Position statement

A person with diabetes should be eligible for employment in any occupation for which he or she is individually qualified.

In being considered for employment in safety-sensitive positions, a person with diabetes has the right to be assessed for specific job duties on his or her own merits based on reasonable standards applied consistently.

Employers have the duty to accommodate employees with diabetes unless the employer can show it to cause undue hardship to the organization.

Definition

Undue hardship arises as part of the legislative requirement that employers must change workplace policies, rules, practices and operations that result in discrimination, and provide individual accommodation unless it would lead to “undue” or unreasonable hardship on the part of the employer.

The question of what constitutes undue hardship varies; however, courts have made it clear that employers must expect to experience some cost in eliminating barriers and providing accommodation. Questions arise over when the threshold of undue hardship has been reached.

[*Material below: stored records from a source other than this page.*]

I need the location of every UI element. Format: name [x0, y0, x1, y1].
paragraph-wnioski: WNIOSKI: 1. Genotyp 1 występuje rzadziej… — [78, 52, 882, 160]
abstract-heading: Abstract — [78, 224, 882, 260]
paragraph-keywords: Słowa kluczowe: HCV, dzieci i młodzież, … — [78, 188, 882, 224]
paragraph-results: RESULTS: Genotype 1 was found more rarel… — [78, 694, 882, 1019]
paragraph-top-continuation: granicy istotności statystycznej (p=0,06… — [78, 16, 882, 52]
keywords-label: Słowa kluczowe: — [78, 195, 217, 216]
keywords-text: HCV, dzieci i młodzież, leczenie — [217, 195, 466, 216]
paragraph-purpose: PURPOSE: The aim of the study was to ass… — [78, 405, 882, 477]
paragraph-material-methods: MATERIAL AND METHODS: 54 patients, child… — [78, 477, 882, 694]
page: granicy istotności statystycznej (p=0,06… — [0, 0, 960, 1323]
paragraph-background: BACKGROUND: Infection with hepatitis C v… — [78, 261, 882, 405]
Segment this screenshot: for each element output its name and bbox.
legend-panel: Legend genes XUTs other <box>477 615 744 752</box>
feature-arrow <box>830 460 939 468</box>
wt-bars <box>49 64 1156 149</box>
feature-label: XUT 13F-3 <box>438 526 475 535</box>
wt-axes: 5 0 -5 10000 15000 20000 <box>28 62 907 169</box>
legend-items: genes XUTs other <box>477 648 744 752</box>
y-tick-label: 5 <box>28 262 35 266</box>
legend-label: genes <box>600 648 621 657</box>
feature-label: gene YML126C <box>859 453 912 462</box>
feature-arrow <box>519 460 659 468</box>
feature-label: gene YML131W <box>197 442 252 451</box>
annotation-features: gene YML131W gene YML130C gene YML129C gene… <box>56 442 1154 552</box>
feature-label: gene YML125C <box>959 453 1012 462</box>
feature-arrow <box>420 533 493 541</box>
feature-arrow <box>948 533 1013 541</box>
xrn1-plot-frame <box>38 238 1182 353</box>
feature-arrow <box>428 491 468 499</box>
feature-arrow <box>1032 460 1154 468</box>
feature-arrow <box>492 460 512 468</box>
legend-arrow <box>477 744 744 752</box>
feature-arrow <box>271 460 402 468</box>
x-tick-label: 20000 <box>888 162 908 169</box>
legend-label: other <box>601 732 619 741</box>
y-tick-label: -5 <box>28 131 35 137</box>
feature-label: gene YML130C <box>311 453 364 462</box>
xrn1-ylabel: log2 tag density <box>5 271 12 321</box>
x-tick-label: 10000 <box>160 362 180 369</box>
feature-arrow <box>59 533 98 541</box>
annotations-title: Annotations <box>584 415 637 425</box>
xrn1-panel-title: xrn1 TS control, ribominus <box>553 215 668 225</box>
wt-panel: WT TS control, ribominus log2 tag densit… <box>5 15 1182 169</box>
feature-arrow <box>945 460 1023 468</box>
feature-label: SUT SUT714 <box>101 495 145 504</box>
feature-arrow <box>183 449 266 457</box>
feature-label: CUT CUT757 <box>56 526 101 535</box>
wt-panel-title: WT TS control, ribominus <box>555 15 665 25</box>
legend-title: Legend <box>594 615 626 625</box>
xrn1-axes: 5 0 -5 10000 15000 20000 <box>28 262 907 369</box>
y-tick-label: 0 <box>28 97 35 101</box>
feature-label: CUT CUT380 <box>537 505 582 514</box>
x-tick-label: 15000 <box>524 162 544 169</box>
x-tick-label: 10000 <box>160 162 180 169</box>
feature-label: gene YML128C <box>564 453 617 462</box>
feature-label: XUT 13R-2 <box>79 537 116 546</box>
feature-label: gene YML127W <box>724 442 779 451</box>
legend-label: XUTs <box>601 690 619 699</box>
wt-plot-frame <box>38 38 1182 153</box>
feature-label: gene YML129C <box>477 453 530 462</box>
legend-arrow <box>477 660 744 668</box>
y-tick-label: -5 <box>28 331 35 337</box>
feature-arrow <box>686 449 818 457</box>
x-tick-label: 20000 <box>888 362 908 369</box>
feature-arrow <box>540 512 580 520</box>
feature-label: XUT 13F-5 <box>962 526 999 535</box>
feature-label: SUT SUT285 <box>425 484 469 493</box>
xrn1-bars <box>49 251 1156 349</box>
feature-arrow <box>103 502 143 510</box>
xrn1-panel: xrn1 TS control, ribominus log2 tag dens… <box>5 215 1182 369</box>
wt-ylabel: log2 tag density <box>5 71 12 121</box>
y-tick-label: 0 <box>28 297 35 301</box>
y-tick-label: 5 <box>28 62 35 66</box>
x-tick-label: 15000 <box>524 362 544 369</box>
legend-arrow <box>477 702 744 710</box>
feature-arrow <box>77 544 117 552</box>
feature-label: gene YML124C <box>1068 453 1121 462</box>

The Canadian Human Rights Act provides that undue hardship must be assessed considering “health, safety and cost.” The mere fact that some cost, financial or otherwise, will be incurred is insufficient to establish undue hardship. (Source: A Place for All: A Guide to Creating an Inclusive Workplace, The Canadian Human Rights Commission)

Background and rationale

People with diabetes may face discrimination in the workplace simply because they have diabetes. Most people with diabetes can perform their job duties with minimal accommodation by the employer, such as nutrition breaks, time for glucose level monitoring, appropriate area for glucose monitoring, and/or injection of insulin.

Employers have terminated, demoted or denied positions to employees with diabetes without having adequate knowledge of the disease and without reasonable investigation into individual circumstances. Individual assessment tools tailored specifically for the job circumstances and developed jointly by the employer, employee, and health care practitioner can minimize such occurrences.